Body as a Sphere actively changes the space around it and invites the viewers to imagine a space being created by the performance. It is not a traditional sculpture, in that it is not an object in empty space to be examined; nor is it about the way a body looks when performing a set of instructions. When performing, I focus on a conceptual point within space, a point that a person viewing me could never see, and would never experience without the invitation. This kind of thought experiment was a necessity in Nauman’s math and science studies—visualizing concepts about physical matter that cannot be simply identified using our senses; he is using Body as a Sphere to share something very fundamental about how he saw reality.

In 1967, Nauman made a neon sign explicitly spelling out the function of art as a vehicle to reveal new experiences: “The True Artist Helps the World by Revealing Mystic Truths.” This piece, selected as one of the Nauman works representing the U.S. at this year’s Venice Biennale (click here for a video walkthrough of his installation there), explicitly informs us how to view the rest of his work.

I’ve always liked Bouncing in a Corner No. 1, but only after performing Body as a Sphere was I able to see that both pieces were working on the same goals of revealing basic mystic truths. The works are simple, concise, full of meaning and aimed at transparency, which has set a new standard for me as I look at conceptual art.

== JOE RIZZO ==

“I positioned myself in such a way where I could see the visitors reading the didactic panel on the wall. They would read the panel, look at me, see that I was staring at them blankly, and hurry away. It was great fun, until this heartbreaking scene …”

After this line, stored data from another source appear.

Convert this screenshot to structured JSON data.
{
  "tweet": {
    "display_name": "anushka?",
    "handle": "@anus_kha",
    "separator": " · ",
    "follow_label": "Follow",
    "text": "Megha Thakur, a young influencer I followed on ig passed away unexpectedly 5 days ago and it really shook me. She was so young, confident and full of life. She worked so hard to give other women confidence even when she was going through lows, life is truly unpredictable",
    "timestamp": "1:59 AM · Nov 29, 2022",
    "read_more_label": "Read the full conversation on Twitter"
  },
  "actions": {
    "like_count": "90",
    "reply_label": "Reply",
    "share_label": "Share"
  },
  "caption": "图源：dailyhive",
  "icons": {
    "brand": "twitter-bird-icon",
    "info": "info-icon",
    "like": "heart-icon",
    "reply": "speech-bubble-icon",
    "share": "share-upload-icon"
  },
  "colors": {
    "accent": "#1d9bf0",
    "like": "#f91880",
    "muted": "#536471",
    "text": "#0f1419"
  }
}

First off, I should say that whenever Bruce Nauman comes to mind I have a recurring fantasy of knocking his stupid cowboy hat off his head with a satisfying smack. I’m not quite sure what fuels my hatred of all things Nauman. Perhaps my bullshit detector is a little too sensitive. To me, Nauman personifies all the bad stereotypes of contemporary art—pretentious, aloof, inaccessible, irrelevant. Anyway, as much as I genuinely enjoy The Quick and the Dead, which includes several works by this artist, I respectfully asked to be excused from “performing” Body as a Sphere. Twice, though, I volunteered when my brothers and sisters from the Visitor Services department were in a jam: once when performing the piece made my colleague physically sick, and once when another colleague called in sick, presumably ill in anticipation of performing this piece.

At first, the experience of performing Body as a Sphere was exactly as I expected. Cold, painful, boring, humiliating. As I settled into a state of semi-consciousness, I found the reactions of Walker visitors to be pretty interesting. Some people seemed unsettled by the sight of a curled-up person in the gallery. Conversations ceased when they came near. Some, in hushed tones, discussed whether or not I was real. I heard one man say to his companion, “Look, there’s a taxidermy dog over there, so there’s a taxidermy man here. Taxidermy dog, taxidermy man.” Taxidermy man?

The second time I performed this piece, I positioned myself in such a way where I could see the visitors reading the didactic panel on the wall. They would read the panel, look at me, see that I was staring at them blankly, and hurry away. It was great fun, until this heartbreaking scene: a small girl, about 5 or 6, tugged on her father’s sleeve while he was reading the didactic panel. She said, “Daddy, that’s a real man on the floor.” He said, “You know what’s interesting, Honey? He looks like a real man, but he’s actually a statue.” “No,” she said sternly, “He’s breathing and he’s staring at me. He’s a real man.” Daddy replied, “Yes, Honey, he does look very real.” He took her hand and led her away.

Also interesting is the feeling I had after I was done with the piece. My mind was in a thick cloud. My body, bruised and stiff from the cold gallery floor, was lethargic and uncoordinated. I had to sit and stare for quite some time before I was ready to talk to anyone. I honestly did not think this piece would affect me at all. My experience and the reactions I witnessed to Body as a Sphere were pretty unexpected. I must admit that. It’s just as well, because in a fight with Bruce Nauman, I would probably go down. I could take a big piece of him down with me, though.